Mit diesem Richtungswechsel aufwärts Anfang November 2023 kamen die meisten G&W Fonds ausgesprochen gut klar. Das, was im Januar noch nicht passte – der Fokus lag noch zu sehr auf Sicherheit und nicht auf Chance – passte nun ausgesprochen gut, so dass die Performance in den Monaten November und Dezember bei den meisten G&W-Fondsstrategien zu einem versöhnlichen Jahresergebnis führte.
Jahresausblick 2024
Schaut man sich die Bewegungen der beiden vergangenen Jahre an, dann sind wir mit dem Kursniveau des DAX heute in etwa wieder dort, wo wir vor zwei Jahren schon einmal waren. In den ersten neun Monaten des Zeitraums ging es bergab. In den folgenden 15 Monaten wurde eine vergleichbare Wegstecke zurückgelegt, jetzt bergauf. Auf den DAX bezogen ist aktuell eine Marktformation zu sehen, die – im negativen Fall – nach ihrem Abschluss im Verlauf der nächsten Wochen als Doppel-Top bezeichnet würde. Die Kurse hätten es in dieser Konstellation nicht geschafft, ihr altes Hoch vom Jahresende 2021 dauerhaft zu überbieten. Es gibt tatsächlich ein paar Schönheitsfehler. Zum einen ist die Marktbreite nicht mit hochgelaufen. Der DAX probiert also ein Solo am deutschen Aktienmarkt. So etwas wirft immer einen Schatten auf das Bild. Entweder folgen die anderen Marktsegmente den großen Aktien, oder die Luft für die großen Aktien wird dünner und dünner. Zum anderen hat der Index mit dem Überschreiten seines alten Hochs keine
Dynamik gezeigt. Überzeugung für die Zukunft sieht anders aus. Dennoch, ein Allzeithoch aus der Vergangenheit wurde überschritten. Die Chance ist definitiv gegeben, dass der Index nicht nennenswert unter das Niveau des alten Hochs zurückfällt und damit den Trend bestätigen kann. Die Zukunft wird es zeigen.

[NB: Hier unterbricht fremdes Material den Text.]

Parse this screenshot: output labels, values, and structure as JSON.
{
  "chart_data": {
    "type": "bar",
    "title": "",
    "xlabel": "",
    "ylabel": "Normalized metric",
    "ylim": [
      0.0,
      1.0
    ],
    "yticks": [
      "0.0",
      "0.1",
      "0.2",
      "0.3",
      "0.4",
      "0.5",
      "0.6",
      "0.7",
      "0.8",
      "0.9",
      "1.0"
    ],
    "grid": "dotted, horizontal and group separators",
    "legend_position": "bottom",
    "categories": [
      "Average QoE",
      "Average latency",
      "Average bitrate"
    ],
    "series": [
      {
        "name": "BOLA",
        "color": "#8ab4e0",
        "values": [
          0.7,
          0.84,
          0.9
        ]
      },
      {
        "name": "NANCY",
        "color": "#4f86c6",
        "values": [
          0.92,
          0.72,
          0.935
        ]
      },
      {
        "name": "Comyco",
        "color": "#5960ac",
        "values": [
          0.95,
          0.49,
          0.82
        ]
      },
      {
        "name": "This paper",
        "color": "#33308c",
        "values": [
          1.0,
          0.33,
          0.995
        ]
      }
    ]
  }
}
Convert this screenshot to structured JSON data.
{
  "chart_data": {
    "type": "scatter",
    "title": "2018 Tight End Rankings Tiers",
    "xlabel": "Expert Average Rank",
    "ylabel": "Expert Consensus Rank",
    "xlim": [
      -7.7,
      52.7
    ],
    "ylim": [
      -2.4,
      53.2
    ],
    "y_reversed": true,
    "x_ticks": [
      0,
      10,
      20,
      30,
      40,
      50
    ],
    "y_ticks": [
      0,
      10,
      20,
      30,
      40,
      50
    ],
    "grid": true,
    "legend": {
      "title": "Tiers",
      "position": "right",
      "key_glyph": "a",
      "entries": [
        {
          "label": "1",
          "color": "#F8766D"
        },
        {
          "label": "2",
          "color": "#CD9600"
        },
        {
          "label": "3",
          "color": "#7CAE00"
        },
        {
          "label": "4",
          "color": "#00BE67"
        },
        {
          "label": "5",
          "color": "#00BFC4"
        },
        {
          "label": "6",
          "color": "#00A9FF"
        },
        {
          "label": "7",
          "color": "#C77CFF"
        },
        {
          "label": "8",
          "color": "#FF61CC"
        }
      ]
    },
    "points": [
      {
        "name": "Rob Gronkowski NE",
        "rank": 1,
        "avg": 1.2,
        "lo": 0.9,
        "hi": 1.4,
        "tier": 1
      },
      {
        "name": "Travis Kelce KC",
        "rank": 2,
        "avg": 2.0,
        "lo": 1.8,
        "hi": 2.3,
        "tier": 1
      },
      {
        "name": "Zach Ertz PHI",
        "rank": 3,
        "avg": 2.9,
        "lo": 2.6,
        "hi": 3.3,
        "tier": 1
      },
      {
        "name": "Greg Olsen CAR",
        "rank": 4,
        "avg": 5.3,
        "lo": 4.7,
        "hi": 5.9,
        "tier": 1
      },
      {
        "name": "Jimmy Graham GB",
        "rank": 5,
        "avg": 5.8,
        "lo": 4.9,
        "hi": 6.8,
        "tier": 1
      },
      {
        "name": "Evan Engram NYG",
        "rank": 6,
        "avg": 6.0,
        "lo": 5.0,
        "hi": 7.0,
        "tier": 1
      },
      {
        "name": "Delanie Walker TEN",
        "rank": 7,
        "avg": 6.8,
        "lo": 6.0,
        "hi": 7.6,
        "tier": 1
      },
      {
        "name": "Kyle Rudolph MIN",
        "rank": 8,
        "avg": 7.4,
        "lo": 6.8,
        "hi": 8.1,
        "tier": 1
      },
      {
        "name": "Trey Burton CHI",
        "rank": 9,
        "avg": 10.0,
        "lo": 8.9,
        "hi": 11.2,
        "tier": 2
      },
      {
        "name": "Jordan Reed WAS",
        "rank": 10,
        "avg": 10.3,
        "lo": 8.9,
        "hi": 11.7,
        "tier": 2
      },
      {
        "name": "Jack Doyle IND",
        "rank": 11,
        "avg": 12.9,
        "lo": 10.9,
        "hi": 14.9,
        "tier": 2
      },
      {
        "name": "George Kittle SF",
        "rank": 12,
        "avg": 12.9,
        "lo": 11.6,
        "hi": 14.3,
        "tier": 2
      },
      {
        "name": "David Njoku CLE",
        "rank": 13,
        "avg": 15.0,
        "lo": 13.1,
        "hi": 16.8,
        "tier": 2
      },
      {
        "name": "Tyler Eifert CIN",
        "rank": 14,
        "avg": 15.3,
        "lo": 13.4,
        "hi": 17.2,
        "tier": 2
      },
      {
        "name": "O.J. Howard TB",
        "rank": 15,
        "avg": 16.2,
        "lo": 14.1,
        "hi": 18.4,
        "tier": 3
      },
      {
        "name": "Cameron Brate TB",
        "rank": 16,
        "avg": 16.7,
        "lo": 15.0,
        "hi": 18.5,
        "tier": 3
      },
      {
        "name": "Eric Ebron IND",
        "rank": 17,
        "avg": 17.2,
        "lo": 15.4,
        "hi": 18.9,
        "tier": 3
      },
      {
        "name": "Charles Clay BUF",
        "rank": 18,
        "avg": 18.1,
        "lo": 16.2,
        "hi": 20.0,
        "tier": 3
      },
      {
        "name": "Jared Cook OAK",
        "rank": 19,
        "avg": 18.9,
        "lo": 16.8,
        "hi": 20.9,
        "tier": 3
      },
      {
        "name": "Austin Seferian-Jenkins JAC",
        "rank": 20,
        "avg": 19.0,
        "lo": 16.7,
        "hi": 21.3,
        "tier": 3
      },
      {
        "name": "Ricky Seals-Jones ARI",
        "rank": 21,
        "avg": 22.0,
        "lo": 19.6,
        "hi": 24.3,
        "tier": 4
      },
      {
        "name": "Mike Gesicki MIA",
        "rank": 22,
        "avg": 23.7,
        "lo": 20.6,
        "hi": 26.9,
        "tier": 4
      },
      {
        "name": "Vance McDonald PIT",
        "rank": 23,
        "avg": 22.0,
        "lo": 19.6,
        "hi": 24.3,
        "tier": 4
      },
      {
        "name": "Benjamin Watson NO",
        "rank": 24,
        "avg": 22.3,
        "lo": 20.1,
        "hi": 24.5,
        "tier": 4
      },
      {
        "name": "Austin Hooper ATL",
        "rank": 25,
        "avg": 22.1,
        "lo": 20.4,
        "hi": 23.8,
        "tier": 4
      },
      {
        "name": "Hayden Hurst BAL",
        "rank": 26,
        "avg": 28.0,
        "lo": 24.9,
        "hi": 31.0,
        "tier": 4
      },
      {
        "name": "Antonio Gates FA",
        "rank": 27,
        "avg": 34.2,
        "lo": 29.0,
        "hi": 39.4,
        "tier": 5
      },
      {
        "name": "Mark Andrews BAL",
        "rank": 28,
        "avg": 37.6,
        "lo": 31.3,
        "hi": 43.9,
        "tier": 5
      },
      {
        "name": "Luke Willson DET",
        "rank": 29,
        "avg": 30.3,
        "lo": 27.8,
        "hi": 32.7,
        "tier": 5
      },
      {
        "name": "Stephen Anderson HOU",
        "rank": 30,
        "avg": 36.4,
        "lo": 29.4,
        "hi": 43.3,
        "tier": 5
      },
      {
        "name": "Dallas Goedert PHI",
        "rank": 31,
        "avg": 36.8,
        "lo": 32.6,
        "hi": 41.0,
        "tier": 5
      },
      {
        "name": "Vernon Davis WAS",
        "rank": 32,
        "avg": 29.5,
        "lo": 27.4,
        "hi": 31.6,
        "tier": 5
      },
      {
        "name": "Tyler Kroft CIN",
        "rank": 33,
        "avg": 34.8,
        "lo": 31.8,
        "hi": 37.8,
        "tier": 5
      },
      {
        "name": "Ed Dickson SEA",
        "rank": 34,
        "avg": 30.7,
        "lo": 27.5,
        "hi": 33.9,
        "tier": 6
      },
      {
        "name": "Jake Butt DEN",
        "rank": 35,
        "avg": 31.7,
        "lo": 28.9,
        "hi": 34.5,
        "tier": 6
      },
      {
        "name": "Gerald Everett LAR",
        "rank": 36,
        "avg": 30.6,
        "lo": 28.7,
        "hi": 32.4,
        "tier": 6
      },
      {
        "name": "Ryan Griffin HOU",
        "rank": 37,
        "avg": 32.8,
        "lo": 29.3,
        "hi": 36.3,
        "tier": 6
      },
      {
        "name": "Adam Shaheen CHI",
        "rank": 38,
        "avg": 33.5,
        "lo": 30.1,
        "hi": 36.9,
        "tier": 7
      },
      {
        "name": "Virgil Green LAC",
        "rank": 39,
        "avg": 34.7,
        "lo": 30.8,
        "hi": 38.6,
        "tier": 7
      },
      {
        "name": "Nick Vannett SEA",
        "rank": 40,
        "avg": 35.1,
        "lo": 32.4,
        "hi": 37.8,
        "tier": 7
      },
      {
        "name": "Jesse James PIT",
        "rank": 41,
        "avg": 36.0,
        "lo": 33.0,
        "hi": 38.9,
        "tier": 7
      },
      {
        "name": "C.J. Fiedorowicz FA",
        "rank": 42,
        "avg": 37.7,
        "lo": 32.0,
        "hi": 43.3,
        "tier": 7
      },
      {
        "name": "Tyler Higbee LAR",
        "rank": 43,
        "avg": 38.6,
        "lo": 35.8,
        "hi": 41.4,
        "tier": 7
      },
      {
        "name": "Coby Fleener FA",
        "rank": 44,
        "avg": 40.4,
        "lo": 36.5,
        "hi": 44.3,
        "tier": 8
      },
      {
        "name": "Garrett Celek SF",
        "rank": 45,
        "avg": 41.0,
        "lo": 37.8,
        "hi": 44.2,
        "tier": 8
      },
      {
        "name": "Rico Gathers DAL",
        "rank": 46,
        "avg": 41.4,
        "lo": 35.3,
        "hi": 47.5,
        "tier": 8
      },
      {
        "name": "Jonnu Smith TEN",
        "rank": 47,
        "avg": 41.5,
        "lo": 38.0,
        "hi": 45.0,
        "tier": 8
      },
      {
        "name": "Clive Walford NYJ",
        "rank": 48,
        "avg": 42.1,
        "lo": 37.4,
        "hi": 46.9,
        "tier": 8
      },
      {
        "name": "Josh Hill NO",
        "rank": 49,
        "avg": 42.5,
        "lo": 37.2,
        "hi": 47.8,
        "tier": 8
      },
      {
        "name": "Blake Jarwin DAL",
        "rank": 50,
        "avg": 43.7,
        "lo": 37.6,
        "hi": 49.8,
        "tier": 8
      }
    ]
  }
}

Sieht man diese Ausgangslage, dann stellt sich sofort die Anschlussfrage: Was könnte der Grund für weitere Kursgewinne sein? Entweder sind es steigende Unternehmensgewinne oder es ist eine Verbesserung der „Financial Conditions“, also der Bedingungen hauptsächlich aus Zins und Liquidität, auf die Zentralbanken einen maßgeblichen Einfluss nehmen können. Es ist keine Überraschung, wenn in einem Umfeld rezessiver Tendenzen in Europa die Unternehmensgewinne eher nicht stärker sprudeln als zuvor. Der Kostendruck ist enorm und nicht jeder hat die Möglichkeit, diese Kosten an seine Kunden weiterzureichen und gleichzeitig die Margen auszuweiten. In der ersten Phase des Inflationsumfelds war dies anders. Besser sieht es in den USA aus. Die Unternehmen werden massiv durch staatliche Programme, verbunden mit einer Ausweitung der Staatsschulden, unterstützt.
Die Frage aller Fragen zum Jahresende lautet aber, warum der Chef der amerikanischen Zentralbank seinen Zugriff auf diese mühsam errungenen finanziellen Rahmenbedingungen im Kampf gegen die Inflation Mitte Dezember 2023 mit einem einzigen Satz gelockert hat: „Die Zinsen können auch gesenkt werden, wenn das Inflationsziel von 2 % noch nicht erreicht wurde.“ Falls (?) er gegen die Hoffnungen und Erwartungen der Börsenteilnehmer eine Rezession und eine Abschwächung des bisher sehr starken US-Arbeitsmarktes erwarten sollte, dann wird es sich zeigen, ob je nach Inflationsdaten tatsächlich Zinssenkungen erfolgen und ob sie dann dem Markt die Stärke geben werden, dem Kursrückgangspotential einer Rezession entgegentreten zu können, falls zeitgleich die Marktliquidität weiter zurückgeführt würde. Was immer auch über alle Meinungen und Hoffnungen hinaus geschehen wird, wir werden uns nicht gegen den Markt stellen, sondern ihm folgen und die Risiken managen.